Each Thursday in 2018 we will be interviewing one of the members of Christian Writers Downunder – to find out a little bit more about them and their writing/editing goals.
Today's interview is with Ian Acheson
Tell us three things about who you are and where you come from.
Hi all, I’m Ian from Sydney. I’m a strategy consultant and author. I’ve released one supernatural fiction novel, Angelguard, many moons ago. The second in the series, Wrestling with Shadows, is written and ready to be published (I say recognising it will need another round of edits, ideally by an editor from a publishing house).
I’ve also started work on a non-fiction project that explores the topic of ‘Intimacy’ and how there is a genuine lack of it in the modern world starting with our relationships with God who desires it for every one of us.
Tell us about your writing (or editing/illustrating etc). What do you write and why?
I write fiction to answer questions I have on the Christian walk. So in Angelguard I was led to explore the thin veil that exists between the natural and supernatural as I genuinely believe it exists. Angelguard was a plot-based story and in “Shadows” I wanted to go deeper with Jack Haines, the hero, and how he grapples with his own darkness (ie, his shadows). The third in the series, which I’m researching now, I’m looking to have Jack on “fire for the Lord” and to see what this looks like in a fictional context of good up against some pretty mean bad guys.
Who has read your work? Who would you like to read it?
A bunch of kind of readers who gave up a few hours of their time to meet Jack. I’d like a lot more readers to do similar.
Tell us something about your process. What challenges do you face? What helps you the most?
With Angelguard I started with two words: “It’s time.” That’s it and some vague notion of having angels and demons battling while humans went about their day. I sat and wrote 2,000 words a day (because Stephen King did it) for 9 months and produced a monster of a manuscript of 707 pages. Yes, you guessed it, I didn’t know what to leave out.
Having gone through a laborious process of edits and more edits and some more edits I didn’t want to repeat the process with “Shadows” so I tried a bunch of plotting techniques which just didn’t work. Eventually I gave up and trusted in Jack to take me on a merry ride once again. A dear editor friend of mine helped me re-work the first 50 pages and reviewed my overall story. And I’m planning on doing similar with the third one.

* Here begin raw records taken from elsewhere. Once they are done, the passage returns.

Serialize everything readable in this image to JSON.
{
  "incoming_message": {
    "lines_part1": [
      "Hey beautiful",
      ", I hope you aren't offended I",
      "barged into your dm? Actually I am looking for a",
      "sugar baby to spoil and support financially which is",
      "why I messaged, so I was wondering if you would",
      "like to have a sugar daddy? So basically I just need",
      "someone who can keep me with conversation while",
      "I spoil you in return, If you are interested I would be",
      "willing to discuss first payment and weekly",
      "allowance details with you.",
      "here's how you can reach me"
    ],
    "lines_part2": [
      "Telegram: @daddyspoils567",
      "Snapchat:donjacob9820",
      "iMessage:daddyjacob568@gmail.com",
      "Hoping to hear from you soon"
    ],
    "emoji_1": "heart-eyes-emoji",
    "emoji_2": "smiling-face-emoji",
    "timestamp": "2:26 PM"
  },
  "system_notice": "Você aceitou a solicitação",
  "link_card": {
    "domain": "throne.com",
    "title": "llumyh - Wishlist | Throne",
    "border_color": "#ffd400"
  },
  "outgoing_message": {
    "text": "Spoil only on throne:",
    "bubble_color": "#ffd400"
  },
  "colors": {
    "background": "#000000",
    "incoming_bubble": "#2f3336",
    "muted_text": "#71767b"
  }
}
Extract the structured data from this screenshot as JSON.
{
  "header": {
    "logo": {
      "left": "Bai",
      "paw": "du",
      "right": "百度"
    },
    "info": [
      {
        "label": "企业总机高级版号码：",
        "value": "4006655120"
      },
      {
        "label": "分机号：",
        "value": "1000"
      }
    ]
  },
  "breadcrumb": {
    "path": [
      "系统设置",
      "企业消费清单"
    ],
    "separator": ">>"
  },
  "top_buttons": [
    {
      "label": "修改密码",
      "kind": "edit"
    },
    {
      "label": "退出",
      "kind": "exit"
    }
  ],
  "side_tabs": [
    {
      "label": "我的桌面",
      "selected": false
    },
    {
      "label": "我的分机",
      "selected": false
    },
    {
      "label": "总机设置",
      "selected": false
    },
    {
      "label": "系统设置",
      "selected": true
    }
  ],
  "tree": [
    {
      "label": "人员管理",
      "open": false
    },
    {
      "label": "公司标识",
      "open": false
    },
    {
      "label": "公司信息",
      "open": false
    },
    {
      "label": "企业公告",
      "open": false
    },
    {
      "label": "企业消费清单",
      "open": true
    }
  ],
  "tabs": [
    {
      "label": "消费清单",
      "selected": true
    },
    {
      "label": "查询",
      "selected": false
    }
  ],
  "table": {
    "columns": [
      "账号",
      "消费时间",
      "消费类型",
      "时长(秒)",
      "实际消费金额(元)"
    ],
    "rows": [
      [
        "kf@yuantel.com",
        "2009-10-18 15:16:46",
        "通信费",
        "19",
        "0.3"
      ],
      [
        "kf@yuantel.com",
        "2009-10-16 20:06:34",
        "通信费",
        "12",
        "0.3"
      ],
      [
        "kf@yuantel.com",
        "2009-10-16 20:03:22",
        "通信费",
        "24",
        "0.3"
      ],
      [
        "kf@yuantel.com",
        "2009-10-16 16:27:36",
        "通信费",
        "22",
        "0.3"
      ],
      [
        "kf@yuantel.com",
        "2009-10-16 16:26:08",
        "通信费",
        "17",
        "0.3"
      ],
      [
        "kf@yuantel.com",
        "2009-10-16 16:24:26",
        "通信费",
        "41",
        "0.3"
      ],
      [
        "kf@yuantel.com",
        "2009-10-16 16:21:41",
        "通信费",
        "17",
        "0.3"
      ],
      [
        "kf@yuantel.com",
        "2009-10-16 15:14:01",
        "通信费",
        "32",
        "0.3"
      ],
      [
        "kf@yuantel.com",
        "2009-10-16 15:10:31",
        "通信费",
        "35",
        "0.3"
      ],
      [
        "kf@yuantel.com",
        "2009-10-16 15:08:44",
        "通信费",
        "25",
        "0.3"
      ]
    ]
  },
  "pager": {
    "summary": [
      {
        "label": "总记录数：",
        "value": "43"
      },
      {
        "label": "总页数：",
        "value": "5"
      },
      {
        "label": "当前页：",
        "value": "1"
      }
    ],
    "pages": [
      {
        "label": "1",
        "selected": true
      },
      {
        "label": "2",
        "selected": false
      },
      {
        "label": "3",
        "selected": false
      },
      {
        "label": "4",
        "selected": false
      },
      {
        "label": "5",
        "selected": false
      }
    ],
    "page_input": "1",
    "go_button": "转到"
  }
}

What is your favourite Writing Craft Book and why?
King’s “On Writing” was the only book I read before starting out on Angelguard. I figured I better see if I really do have a story in me before I spend time reading more books.
Since then I’ve found I have a love/hate relationship with craft books. I’ve bought dozens of them, read the first 50 or so pages and then moved on. I think I work better with a coach. My first editor who, yes, read most of the 707 pages of Angelguard, taught me how to write and since then I’ve enjoyed working with two others, the one I mentioned above, and Jan, who my publisher, Lion Fiction, engaged for me. I go in with any editor with the attitude that I have so much to learn and in so doing find it very easy to take on board their recommendations, no matter how gentle or severe they may be.
One craft book I have finished is Story Engineering by Larry Brooks which I found really useful and I still refer back to it. Here’s my review on ACW.
If you were to give a shout-out to a CWD author, writer, editor or illustrator – who would they be?
I’d like to shout out to Simon Kennedy on his Safe Harbour success. It was a bit of a treat to hear his name mentioned last week on the Logies. Simon, did you get an invite to the night?
What are your writing goals for 2018? How will you achieve them?
I have two: find a new publisher for the two Angelguard novels. Lion Fiction went through a hard time a year or so back and in the end gave me the rights back to Angelguard. My second goal is to get a wriggle along on book three so I can demonstrate to a prospective publisher that the third one is not too far away.
How will I achieve them? Write, write, write and then contact two agents who I know to see if there is any interest from them to representing me.
How does your faith impact and shape your writing?
I can’t separate it as the premise of my stories is to explore a question I have on the Christian experience. My challenge is to minimise the “telling” in the message.I think writing great Christian characters is hard. To be able to show the intimacy of a relationship with God in all its facets is challenging without “telling”. It also creates a new layer of challenge in demonstrating the fruits of the Spirit alongside the “story” and all the while showing characters having a vibrant or otherwise relationship with an invisible God. It’s what makes writing Christian fiction so much fun.